Hazırlayan: John Piper
“Ama onları Şişak’a köle edeceğim. Öyle ki, bana hizmet etmekle öbür ulusların krallarına hizmet etmek arasındaki farkı anlayabilsinler.” (2. Tarihler 12:8)
Tanrı’ya hizmet etmek, başka birine hizmet etmekten çok farklıdır.
Tanrı bizim bu gerçeği anlamamızı ve bundan zevk almamızı aşırı bir şekilde istemektedir. Örneğin, bize şöyle buyurur: “O’na neşeyle kulluk edin!” (Mezmurlar 100:2). Bu neşenin bir sebebi vardır. Elçilerin İşleri 17:25, bize bu sebebi vermektedir. “Herkese yaşam, soluk ve her şeyi veren kendisi olduğuna göre, bir şeye gereksinmesi varmış gibi [Tanrı’ya] insan eliyle hizmet edilmez.”
O’na neşeyle hizmet ederiz çünkü O’nun ihtiyaçlarını karşılama yükümüz yoktur. O’nun ihtiyacı yoktur. Bu yüzden, O’na hizmet etmek demek, O’nun ihtiyaçlarını karşılamak anlamına gelemez. Bunun yerine, O’nun bizim ihtiyaçlarımızı karşıladığı bir hizmetin içerisinde neşe buluruz. Tanrı’ya hizmet etmek, her zaman yapmamız gereken şeyi yapmak üzere O’ndan lütuf almak anlamına gelir.
2. Tarihler 12. bölümde, Tanrı’nın bu gerçeği anlamamız ve bununla gurur duymamız yönündeki o yoğun isteğini gösterecek bir hikâye yer almaktadır. Süleyman’ın oğlu olan ve on oymağın başkaldırısından sonra Kuzey Krallığı’na hükmetmiş olan Rehavam, Rab’be karşı gelmiş ve diğer ilahlara ve krallıklara hizmet etmeye başlamıştır.
Yargı olarak Tanrı, Mısır kralı Şişak’ı 1,200 savaş arabası ve 60,000 atlısıyla Rehavam’ın üzerine göndermiştir (2. Tarihler 12:2-3).
Tanrı merhamet gösterip Peygamber Şemaya’yı Rehavam’a yollayarak şu mesajı ulaştırır: “RAB, ‘Siz beni bıraktınız. Ben de sizi bırakıp Şişak’ın eline teslim ettim’ diyor” (2. Tarihler 12:5).

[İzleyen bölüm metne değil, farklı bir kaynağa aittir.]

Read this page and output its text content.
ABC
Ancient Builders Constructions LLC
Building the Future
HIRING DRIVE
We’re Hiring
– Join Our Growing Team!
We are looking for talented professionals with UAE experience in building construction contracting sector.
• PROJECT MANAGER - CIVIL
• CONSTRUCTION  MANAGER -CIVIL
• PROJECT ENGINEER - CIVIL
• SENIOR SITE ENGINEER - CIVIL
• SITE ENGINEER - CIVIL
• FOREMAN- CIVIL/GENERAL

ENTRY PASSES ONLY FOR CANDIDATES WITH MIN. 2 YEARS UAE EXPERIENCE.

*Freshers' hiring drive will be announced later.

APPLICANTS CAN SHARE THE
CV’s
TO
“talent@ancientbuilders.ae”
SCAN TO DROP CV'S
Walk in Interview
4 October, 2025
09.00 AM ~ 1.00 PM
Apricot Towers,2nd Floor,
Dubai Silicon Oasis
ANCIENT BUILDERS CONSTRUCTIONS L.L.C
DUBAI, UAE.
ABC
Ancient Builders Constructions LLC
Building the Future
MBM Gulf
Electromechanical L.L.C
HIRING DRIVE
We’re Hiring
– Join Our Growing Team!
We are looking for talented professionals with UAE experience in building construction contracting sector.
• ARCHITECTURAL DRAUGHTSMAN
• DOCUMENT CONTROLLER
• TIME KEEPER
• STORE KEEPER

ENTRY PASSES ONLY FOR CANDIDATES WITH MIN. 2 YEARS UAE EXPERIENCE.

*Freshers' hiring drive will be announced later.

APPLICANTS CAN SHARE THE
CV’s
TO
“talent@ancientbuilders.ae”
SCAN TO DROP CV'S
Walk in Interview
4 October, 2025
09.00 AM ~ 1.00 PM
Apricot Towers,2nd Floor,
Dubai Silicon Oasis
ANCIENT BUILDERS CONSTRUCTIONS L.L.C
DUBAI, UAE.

Bu mesajdaki mutlu netice şu ki, Rehavam ve yanındaki önderler tövbeyle kendilerini alçaltmış ve şöyle demişlerdir: “RAB adildir” (2. Tarihler 12:6).

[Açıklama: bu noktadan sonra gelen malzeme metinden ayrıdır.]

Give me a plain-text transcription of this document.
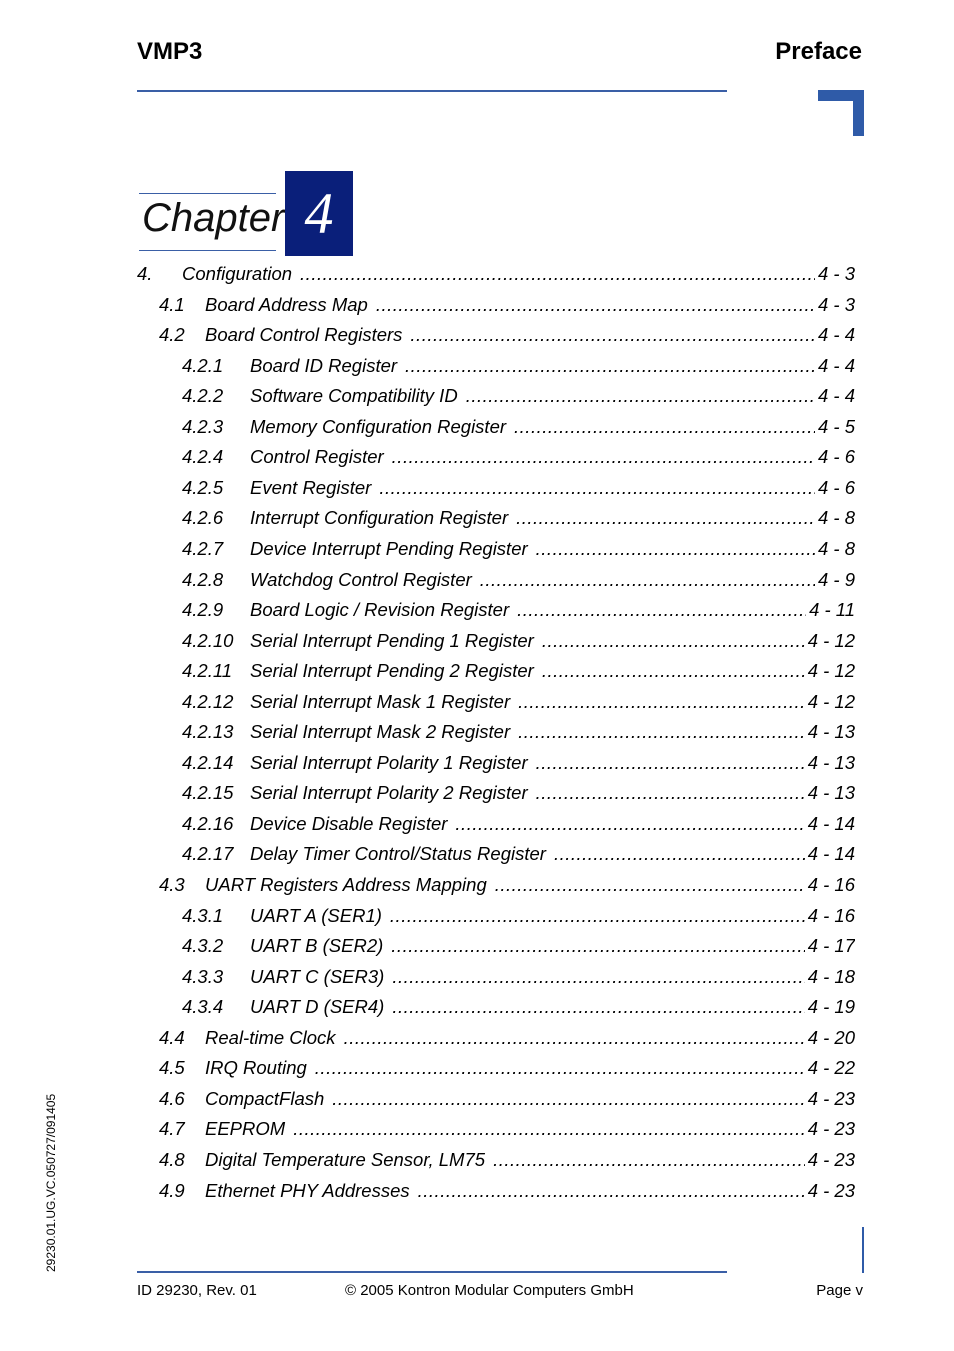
VMP3	Preface
Chapter 4
4.	Configuration .....	4 - 3
4.1	Board Address Map .....	4 - 3
4.2	Board Control Registers .....	4 - 4
4.2.1	Board ID Register .....	4 - 4
4.2.2	Software Compatibility ID .....	4 - 4
4.2.3	Memory Configuration Register .....	4 - 5
4.2.4	Control Register .....	4 - 6
4.2.5	Event Register .....	4 - 6
4.2.6	Interrupt Configuration Register .....	4 - 8
4.2.7	Device Interrupt Pending Register .....	4 - 8
4.2.8	Watchdog Control Register .....	4 - 9
4.2.9	Board Logic / Revision Register .....	4 - 11
4.2.10 Serial Interrupt Pending 1 Register .....	4 - 12
4.2.11 Serial Interrupt Pending 2 Register .....	4 - 12
4.2.12 Serial Interrupt Mask 1 Register .....	4 - 12
4.2.13 Serial Interrupt Mask 2 Register .....	4 - 13
4.2.14 Serial Interrupt Polarity 1 Register .....	4 - 13
4.2.15 Serial Interrupt Polarity 2 Register .....	4 - 13
4.2.16 Device Disable Register .....	4 - 14
4.2.17 Delay Timer Control/Status Register .....	4 - 14
4.3	UART Registers Address Mapping .....	4 - 16
4.3.1	UART A (SER1) .....	4 - 16
4.3.2	UART B (SER2) .....	4 - 17
4.3.3	UART C (SER3) .....	4 - 18
4.3.4	UART D (SER4) .....	4 - 19
4.4	Real-time Clock .....	4 - 20
4.5	IRQ Routing .....	4 - 22
4.6	CompactFlash .....	4 - 23
4.7	EEPROM .....	4 - 23
4.8	Digital Temperature Sensor, LM75 .....	4 - 23
4.9	Ethernet PHY Addresses .....	4 - 23
29230.01.UG.VC.050727/091405
ID 29230, Rev. 01	© 2005 Kontron Modular Computers GmbH	Page v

Rab onların kendilerini alçalttıklarını görünce, şöyle der: “Madem alçakgönüllü bir tutum takındılar, onları yok etmeyeceğim; biraz da olsa onları huzura kavuşturacağım. Öfkemi Şişak aracılığıyla Yeruşalim üzerine boşaltmayacağım” (2. Tarihler 12:7). Ama onlara disiplin olması için de şöyle der: “Ama onları Şişak’a köle edeceğim. Öyle ki, bana hizmet etmekle öbür ulusların krallarına hizmet etmek arasındaki farkı anlayabilsinler” (2. Tarihler 12:8).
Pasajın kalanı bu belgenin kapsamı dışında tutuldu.